金平氏は約束を守った。昼の営業時間が終わると二人して自転車で目黒の野口ジムへ通う。入門3日目、海老原選手に3回のスパーが命じられる。とんかつ屋のマスター金平氏は、恐る恐る野口会長に尋ねた。
「会長、どうですか?」
「ウーン、土方と魚屋のケンカだね」(~~)
大笑いの野口会長。海老原選手は、さしずめ魚屋といったところだったのでしょうか。そして、信じられない言葉が続く。
「お前、新人王に出ろ!」
”ライオン”の一言は、絶大である。金平氏も逆らえない。しかも、新人王戦が始まるまで1ヶ月しか時間がない。それからは毎日スパーリング。入門20日目にプロテスト受験。合格。9月20日にはデビューという信じられないスケジュールをこなした海老原選手。
金平社長は気が気でなかったろう。考え抜いた挙句に選んだとんかつ店は、おおはやりなのである。しかし3戦目、海老原選手は早くもケガに遭遇する。そう、ガラスの左拳。
海老原選手は翌年の新人王戦を勝ち上がり、東日本決勝で原田政彦(笹崎)選手と合間見える。金平会長、山神トレーナー、海老原選手も夢中で戦ったというこの試合で、初めての敗北を喫した金平ジム。しかし、快進撃はここから始まる。
2階道場に飾られる海老原選手世界一の瞬間!
32連勝。中でも、ポーン・キングピッチ(タイ)を電撃的1ラウンドKOに降し、世界フライ級王座を掴んだ星が光る。”ライオン”野口会長の夢、よき兄貴分野口 恭 選手が果たせなかった夢は、1位止まりだった金平会長、海老原選手の手によって実現されたのである。
「お前、新人王に出ろ!」
しかし、この一言がなかったら、”とん金”店主金平氏と、その出前持ち海老原選手の運命は、どのようなものになっていたであろうか。他に選択肢を与えないこの一言が、二人の運命を変えた。
「社長と、コックと出前持ちが、そのまんま、会長、トレーナー、選手になちゃって、世界チャンピオンだからなァ。
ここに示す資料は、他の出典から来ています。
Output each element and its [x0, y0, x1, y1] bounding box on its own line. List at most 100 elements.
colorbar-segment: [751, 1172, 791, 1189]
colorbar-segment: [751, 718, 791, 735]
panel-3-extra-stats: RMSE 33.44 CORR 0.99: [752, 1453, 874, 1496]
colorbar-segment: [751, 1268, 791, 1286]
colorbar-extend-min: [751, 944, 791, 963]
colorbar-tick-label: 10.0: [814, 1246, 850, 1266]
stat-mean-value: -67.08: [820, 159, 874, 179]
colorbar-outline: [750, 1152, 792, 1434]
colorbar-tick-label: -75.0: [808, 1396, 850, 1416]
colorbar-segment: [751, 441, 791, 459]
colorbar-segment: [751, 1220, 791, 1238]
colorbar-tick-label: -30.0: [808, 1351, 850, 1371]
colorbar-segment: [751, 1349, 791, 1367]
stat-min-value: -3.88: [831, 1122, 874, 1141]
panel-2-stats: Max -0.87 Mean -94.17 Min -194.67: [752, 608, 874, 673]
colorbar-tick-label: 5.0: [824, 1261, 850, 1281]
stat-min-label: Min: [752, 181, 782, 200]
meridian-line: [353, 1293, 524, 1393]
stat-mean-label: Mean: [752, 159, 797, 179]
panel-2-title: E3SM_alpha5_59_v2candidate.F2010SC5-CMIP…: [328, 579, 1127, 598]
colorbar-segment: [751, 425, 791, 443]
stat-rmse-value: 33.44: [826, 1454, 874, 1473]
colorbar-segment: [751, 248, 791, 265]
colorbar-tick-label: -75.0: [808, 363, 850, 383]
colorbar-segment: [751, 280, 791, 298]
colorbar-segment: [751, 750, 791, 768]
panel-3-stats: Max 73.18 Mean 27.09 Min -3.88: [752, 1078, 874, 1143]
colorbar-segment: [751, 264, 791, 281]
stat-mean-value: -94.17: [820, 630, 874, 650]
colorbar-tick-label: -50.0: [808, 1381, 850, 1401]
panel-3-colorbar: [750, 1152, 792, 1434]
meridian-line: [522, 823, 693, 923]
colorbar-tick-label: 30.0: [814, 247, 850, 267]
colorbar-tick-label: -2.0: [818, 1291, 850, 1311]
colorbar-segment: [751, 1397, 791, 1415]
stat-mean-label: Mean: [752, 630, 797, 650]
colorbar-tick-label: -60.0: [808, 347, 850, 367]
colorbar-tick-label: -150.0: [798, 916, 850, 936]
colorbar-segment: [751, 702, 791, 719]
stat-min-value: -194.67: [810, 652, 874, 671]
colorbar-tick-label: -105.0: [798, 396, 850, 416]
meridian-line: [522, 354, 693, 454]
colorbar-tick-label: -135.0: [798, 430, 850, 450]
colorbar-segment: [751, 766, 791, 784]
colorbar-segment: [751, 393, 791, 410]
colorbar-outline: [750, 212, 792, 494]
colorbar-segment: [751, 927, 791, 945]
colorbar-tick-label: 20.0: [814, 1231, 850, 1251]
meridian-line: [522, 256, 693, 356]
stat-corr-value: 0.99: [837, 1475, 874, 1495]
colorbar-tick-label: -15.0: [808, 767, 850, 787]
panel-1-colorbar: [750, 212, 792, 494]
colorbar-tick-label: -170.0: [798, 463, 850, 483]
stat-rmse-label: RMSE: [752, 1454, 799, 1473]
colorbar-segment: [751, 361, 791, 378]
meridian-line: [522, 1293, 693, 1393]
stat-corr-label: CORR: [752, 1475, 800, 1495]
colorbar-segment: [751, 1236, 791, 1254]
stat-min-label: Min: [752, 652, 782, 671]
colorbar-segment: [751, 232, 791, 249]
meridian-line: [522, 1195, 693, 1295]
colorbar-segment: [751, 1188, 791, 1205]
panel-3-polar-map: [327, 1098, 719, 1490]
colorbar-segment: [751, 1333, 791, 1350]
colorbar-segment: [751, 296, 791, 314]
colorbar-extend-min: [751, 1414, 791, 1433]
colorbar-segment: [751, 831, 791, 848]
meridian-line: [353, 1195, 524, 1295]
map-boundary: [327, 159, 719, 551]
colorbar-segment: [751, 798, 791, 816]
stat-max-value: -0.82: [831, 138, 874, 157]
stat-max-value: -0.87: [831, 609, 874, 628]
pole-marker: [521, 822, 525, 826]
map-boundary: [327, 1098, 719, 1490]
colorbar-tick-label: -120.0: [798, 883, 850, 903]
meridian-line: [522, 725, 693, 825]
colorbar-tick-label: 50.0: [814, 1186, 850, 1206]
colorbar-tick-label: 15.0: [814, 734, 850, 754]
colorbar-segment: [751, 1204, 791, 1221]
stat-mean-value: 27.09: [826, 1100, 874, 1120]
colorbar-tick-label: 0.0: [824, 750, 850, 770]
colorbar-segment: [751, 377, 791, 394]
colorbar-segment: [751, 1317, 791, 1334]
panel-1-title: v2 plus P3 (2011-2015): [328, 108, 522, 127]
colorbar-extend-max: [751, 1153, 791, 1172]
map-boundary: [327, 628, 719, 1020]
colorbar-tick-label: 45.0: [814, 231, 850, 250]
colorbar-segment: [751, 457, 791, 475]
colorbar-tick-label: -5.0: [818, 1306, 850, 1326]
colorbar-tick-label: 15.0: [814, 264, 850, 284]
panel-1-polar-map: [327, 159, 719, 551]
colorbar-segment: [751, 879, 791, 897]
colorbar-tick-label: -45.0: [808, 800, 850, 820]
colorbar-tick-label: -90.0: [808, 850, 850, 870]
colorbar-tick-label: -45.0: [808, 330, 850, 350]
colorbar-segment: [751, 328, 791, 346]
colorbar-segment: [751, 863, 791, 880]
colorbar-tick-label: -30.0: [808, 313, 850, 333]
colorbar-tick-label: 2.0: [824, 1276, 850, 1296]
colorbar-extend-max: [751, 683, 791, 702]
凄いよ。まるで漫画みたいな話」(~~)
老けた内藤選手こと、山本敏夫先輩(右)。
よくこう伝え聞いていた金平ジム誕生の話。内藤大助選手似の山本先輩に、恵比寿の元”とん金”に連れて行ってもらえたのは光栄でした。(~~)
草創期、天才パンチャー海老原選手のスパー相手は、金平会長と山神トレーナーが交代で務めていた。海老原選手は手加減する。だが、まだ老け込む齢ではない金平会長。
「オイッ、何で打って来ないんだよ!」
カチン。気は長くない海老原先輩に火がついた。とたんにバカスカ強打を振るう。さしもの元日本1位もなす術がない。この日を境に、金平会長はスパー相手を卒業。以後の苦労は、山神トレーナーがしょう事に。ご苦労様でした。(~~)
「新郎のお父さんは、金平ジムの井戸を掘ってくれた。それがあったからこそ、今の大規模な協栄ジムがある」
これは山神会長の御子息の結婚披露宴での金平会長のスピーチである。6畳一間に3人で暮らした時代もある。
「うれしかったねェ。だけど、努力を怠らなかったし、強運も持っていた」
金平会長、海老原選手、山神トレーナー。
恩師・野口 進 会長の月命日(8日)には野口家を訪れ、仏前に手を合わせた。「月命日って言葉は会長から教わったよ」。大竹マネジャーはよく運転手役を仰せつかっていた。
「井戸を掘ってくれた人を忘れちゃいけませんよ」
大事な事ですね。人を大切に。なぜ今あるか、それを忘れちゃいけない。今後も、協栄魂を伝えていかなくては・・・。